Compared to a gazebo or pavilion — which are fully roofed, stand-alone structures in the landscape — a pergola’s “open weave” roof offers more access to breezes. Coastal areas get far more breezes than inland areas such as Tallahassee, so capturing every bit of breeze that’s out there is a blessing in the Capital City during our North Florida summers. It’s pretty nice at the coast, too.
If a space that offers protection from the sun and rain is your goal, a gazebo, a pavilion or a covered porch might be a better option.
However, if just reducing the amount of sunlight is your goal, while keeping as much air movement as possible, a pergola could be the answer. The parallel beams across the top don’t fully block the sun, but they block enough to reduce the heat to the seating area below. Given the additional airflow, it’s a trade-off.
While the physical attributes of a pergola are many, the mental and emotional benefits can be even greater.
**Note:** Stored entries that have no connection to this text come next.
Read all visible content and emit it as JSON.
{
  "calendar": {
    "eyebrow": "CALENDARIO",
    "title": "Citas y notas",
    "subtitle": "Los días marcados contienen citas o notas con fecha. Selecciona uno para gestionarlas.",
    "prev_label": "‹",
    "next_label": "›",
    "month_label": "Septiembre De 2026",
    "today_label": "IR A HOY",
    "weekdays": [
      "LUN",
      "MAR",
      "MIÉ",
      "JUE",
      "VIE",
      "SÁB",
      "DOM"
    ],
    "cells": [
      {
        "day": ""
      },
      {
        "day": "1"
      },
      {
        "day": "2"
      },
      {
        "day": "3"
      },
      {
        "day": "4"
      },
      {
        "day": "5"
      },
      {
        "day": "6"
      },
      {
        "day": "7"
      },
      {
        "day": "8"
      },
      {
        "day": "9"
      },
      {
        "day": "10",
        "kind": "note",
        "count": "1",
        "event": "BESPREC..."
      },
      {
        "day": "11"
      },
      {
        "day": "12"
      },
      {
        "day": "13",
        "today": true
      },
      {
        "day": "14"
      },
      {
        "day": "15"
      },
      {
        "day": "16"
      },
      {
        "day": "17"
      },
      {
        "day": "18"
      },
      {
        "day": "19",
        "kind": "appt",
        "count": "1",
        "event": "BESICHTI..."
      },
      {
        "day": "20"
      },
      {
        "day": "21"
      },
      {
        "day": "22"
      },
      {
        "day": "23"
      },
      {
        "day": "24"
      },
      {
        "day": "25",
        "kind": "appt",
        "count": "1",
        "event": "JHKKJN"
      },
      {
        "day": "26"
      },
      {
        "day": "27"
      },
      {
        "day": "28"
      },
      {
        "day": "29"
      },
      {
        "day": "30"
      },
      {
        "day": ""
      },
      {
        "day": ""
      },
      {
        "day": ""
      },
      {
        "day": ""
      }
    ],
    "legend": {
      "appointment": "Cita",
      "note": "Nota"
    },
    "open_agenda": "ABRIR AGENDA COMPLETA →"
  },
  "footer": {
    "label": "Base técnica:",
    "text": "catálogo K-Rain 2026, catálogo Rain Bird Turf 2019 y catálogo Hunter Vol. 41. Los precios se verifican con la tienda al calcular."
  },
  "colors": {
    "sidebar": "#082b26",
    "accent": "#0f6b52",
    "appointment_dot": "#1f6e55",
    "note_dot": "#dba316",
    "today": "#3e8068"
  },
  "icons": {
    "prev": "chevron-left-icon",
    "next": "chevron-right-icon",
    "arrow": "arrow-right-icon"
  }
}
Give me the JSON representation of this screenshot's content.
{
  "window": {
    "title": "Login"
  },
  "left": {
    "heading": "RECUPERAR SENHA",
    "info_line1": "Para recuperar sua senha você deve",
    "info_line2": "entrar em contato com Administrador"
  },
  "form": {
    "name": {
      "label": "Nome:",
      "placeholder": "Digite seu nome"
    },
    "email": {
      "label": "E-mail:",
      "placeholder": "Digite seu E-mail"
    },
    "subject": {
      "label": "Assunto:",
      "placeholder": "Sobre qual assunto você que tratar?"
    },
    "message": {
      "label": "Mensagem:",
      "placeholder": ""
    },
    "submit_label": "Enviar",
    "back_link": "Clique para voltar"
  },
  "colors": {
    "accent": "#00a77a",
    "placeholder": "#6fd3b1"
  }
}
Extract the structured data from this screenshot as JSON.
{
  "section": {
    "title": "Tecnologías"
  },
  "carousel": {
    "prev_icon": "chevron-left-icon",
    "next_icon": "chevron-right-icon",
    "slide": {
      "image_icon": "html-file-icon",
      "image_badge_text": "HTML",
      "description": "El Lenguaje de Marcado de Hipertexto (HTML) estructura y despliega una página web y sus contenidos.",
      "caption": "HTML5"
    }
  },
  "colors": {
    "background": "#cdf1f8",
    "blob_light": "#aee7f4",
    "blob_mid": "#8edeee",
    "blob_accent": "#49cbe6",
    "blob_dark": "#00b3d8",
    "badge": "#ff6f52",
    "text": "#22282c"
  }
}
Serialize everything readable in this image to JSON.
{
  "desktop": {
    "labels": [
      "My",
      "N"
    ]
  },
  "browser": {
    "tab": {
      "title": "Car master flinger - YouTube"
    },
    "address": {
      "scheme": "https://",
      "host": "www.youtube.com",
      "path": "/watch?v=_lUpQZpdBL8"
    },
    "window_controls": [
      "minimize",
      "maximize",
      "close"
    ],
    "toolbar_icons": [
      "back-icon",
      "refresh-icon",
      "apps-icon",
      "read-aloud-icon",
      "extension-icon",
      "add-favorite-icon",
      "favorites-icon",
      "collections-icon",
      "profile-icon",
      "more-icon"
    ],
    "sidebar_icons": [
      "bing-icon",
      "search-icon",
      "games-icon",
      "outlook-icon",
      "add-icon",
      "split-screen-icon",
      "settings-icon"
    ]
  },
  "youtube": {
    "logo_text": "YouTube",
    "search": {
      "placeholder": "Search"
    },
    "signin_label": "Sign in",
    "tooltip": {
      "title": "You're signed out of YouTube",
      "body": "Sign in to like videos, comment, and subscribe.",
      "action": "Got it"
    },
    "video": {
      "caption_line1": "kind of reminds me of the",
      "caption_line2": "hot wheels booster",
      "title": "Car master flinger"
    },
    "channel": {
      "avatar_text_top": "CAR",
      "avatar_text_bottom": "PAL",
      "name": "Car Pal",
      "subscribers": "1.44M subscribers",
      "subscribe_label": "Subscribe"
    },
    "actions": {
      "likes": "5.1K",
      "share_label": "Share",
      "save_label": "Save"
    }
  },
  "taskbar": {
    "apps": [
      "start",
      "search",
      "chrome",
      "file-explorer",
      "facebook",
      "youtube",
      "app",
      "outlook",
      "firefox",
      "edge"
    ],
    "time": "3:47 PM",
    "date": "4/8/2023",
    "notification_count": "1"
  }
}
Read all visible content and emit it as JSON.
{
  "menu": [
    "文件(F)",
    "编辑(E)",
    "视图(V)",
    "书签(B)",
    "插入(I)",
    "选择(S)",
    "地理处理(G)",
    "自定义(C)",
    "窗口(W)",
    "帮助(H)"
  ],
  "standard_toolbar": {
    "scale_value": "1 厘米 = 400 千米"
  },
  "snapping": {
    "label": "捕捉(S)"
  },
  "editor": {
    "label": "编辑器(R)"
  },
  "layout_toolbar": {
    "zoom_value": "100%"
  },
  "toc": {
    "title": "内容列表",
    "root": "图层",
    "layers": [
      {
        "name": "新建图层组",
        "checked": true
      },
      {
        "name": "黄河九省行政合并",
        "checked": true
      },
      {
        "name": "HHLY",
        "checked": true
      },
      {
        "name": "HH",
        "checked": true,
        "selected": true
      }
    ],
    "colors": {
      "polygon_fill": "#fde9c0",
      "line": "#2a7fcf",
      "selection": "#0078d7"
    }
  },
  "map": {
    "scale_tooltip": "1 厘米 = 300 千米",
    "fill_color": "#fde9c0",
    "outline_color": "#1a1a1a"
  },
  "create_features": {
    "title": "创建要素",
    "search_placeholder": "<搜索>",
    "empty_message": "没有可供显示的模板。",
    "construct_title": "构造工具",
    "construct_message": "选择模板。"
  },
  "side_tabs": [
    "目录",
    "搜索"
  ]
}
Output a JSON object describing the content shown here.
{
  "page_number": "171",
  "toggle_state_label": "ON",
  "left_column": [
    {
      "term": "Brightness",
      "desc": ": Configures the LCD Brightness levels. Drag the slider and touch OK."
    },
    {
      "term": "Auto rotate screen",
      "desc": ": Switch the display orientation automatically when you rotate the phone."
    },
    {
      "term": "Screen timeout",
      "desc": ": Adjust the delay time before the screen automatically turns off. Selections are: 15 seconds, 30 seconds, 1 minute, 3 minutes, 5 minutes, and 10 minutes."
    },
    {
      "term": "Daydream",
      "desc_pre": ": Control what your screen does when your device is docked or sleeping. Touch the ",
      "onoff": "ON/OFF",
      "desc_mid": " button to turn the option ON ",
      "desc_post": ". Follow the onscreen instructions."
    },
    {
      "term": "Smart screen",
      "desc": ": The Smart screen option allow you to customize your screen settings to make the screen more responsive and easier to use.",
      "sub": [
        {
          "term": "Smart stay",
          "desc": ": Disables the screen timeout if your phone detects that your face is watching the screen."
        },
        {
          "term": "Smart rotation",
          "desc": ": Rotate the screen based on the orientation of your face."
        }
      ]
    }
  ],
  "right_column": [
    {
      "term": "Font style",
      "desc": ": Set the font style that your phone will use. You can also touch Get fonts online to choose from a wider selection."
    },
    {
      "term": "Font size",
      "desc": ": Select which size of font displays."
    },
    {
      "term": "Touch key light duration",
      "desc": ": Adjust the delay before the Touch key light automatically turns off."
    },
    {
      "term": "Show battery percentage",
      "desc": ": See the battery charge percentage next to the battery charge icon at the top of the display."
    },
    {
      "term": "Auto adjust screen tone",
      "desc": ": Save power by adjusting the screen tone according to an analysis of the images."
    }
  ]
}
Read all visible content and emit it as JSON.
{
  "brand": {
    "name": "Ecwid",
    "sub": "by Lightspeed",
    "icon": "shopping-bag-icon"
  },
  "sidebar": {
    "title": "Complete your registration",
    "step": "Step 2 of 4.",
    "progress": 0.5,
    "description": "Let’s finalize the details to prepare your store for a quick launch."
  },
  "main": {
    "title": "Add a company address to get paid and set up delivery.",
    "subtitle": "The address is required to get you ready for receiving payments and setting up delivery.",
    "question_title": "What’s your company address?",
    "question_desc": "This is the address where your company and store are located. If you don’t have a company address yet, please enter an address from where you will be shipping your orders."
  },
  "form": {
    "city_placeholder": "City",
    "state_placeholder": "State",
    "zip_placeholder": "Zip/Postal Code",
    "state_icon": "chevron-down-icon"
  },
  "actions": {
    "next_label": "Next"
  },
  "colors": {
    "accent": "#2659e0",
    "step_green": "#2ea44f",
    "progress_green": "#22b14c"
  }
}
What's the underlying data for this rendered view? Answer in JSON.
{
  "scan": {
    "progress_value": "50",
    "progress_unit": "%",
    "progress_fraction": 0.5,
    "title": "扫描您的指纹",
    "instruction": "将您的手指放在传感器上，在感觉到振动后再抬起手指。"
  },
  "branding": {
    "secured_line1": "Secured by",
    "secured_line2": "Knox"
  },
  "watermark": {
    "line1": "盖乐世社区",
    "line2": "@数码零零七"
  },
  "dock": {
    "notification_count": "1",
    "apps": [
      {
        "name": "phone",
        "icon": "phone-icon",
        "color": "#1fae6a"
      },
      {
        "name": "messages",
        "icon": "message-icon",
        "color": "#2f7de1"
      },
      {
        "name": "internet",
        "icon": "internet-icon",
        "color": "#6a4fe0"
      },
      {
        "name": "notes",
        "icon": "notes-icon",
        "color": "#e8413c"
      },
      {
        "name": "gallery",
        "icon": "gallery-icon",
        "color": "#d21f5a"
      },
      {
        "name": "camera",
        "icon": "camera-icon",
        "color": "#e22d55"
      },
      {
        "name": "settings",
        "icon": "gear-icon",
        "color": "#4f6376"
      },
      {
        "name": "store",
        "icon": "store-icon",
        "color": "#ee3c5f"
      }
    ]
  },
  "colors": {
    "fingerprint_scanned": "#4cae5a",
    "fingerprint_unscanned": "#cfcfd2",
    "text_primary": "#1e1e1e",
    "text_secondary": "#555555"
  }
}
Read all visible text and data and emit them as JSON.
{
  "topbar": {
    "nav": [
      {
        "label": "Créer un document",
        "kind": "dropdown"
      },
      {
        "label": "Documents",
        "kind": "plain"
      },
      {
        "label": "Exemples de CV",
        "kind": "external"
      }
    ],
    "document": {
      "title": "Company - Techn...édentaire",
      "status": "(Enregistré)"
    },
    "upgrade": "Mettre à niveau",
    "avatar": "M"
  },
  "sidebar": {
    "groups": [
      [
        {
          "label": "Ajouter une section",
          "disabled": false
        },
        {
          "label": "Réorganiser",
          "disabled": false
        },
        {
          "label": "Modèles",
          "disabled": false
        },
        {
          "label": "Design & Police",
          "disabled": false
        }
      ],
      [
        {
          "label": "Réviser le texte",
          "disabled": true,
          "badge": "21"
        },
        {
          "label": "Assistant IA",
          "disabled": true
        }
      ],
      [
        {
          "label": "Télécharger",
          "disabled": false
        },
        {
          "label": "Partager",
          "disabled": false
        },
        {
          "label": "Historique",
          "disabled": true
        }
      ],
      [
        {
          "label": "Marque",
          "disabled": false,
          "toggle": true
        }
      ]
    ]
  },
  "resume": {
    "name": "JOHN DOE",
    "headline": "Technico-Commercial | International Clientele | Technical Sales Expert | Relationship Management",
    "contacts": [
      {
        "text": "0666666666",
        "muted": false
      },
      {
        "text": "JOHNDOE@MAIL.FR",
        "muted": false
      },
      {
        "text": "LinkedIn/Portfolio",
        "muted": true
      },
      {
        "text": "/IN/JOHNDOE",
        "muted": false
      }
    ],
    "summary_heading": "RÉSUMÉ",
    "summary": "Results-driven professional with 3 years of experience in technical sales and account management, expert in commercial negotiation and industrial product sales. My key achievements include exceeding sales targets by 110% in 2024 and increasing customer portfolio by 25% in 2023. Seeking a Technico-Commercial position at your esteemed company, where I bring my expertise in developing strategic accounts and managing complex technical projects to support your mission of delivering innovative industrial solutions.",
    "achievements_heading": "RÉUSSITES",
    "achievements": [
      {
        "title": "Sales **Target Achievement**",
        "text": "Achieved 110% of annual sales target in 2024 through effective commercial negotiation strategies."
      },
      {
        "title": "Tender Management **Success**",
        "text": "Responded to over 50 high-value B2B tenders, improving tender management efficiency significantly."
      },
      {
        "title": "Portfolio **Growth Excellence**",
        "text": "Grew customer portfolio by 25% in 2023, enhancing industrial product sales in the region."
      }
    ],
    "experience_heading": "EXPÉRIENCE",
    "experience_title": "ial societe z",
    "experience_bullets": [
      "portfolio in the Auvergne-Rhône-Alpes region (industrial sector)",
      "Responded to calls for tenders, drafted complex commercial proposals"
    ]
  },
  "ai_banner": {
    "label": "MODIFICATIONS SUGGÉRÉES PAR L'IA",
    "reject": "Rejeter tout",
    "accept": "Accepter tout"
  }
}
“A pergola helps create a quiet space, an intimate space,” said Ralph Esposito, whose company builds outdoor living spaces as well as operating a garden center. “We build a lot of pergolas on top of wide-open, concrete patios in the backyard, and once they’re built, your whole focus changes.”
Pergolas also offer a place for plants to climb the vertical supports. Whether flowering vines, such as honeysuckle and Confederate jasmine, or edibles, such as grapes and kiwis, climbing plants help create a sense of enclosure and privacy.
Some pergolas attract lots of stuff. They are for their owners like empty closets that demand utilization. So it is that those climbing plants may be joined by plants potted and hanging and by outdoor furniture, a gas grill, a dartboard, a mini-fridge, a big sticky black ball that attracts yellow flies and one of those mesh enclosures with butterfly pupae inside.
Others may be bereft of trappings and activity, like treehouses after the children fledge.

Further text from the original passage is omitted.